In heavy Dutch oven or soup pan, heat olive oil over medium high heat. Add chicken; season with salt and pepper. Brown both sides, about 10 minutes. Add onion, carrots and celery. Continue to cook about 8 minutes, stirring often. Add garlic and cumin and cook an additional 2 minutes.

Add broth, tomatoes, reserved chili and cilantro and bring to boil. Reduce heat and simmer about 15 minutes.

With your hands, tear 3 tortillas into 2-inch strips and add to the soup. Continue to simmer about 15 minutes.

With a slotted spoon, remove chicken to a cutting board; take soup off heat. With an immersion blender, puree soup until smooth (or puree in small batches in a blender or food processor). With two forks, shred chicken; return to soup.
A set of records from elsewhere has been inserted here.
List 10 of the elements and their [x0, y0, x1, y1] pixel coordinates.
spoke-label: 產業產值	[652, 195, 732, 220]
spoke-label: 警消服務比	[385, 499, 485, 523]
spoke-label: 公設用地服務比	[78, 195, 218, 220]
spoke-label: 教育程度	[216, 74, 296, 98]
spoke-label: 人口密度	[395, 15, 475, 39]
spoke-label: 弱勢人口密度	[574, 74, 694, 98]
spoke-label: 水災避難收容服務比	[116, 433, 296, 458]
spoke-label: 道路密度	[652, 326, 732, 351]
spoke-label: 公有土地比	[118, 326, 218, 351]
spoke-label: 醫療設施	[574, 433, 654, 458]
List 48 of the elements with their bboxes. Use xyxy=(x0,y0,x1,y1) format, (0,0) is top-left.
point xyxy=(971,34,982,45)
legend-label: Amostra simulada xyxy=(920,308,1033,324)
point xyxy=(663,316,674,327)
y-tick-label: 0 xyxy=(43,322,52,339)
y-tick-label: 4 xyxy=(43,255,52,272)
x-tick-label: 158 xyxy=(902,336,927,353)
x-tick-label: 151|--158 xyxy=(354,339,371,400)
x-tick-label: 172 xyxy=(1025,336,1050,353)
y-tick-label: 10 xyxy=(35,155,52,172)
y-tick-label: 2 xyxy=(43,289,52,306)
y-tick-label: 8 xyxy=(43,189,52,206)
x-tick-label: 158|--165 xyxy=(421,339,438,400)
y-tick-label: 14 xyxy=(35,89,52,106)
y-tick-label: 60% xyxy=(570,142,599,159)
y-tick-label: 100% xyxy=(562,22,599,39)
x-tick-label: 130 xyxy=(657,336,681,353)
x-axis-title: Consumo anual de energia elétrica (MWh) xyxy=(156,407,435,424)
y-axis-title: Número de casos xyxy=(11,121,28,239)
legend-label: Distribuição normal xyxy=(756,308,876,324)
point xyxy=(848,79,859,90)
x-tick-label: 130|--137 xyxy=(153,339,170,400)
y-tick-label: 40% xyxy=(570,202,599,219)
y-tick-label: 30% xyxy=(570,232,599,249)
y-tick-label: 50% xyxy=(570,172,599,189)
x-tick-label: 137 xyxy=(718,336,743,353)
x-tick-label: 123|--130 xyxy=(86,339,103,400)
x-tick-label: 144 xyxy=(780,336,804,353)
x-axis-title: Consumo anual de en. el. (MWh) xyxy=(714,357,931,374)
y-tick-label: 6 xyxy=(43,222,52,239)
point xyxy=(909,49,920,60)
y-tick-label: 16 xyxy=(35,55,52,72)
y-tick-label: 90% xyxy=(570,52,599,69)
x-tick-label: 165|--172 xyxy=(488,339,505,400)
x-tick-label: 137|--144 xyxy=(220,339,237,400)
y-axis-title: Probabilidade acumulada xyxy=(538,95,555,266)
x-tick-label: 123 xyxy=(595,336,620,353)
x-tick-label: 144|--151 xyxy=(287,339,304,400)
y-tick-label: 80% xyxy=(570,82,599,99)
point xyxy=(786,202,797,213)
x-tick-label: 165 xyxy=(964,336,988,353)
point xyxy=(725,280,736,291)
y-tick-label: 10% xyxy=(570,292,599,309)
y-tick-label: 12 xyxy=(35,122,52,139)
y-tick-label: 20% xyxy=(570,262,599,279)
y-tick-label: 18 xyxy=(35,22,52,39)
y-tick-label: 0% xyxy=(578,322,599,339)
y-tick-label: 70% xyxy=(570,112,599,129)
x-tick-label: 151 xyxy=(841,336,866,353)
Season soup taste with salt and pepper.

Slice remaining tortillas into 1/4 inch strips. In small sauce pan heat oil until very hot. Fry tortilla strips until crisp, about 1 minute, turning often. With a slotted spoon, removed strips to a paper-towel lined plate and season with salt.

Serve soup in bowls topped with tortilla strips and any or all of optional garnishes. You may substitute tortilla chips if you don’t feel like frying the strips but it’s not as incredible. You can also make your own Mexican sour cream by adding lime juice from 1/2 fresh lime and about 1/2 cup mayonnaise. Consistency should be like sour cream.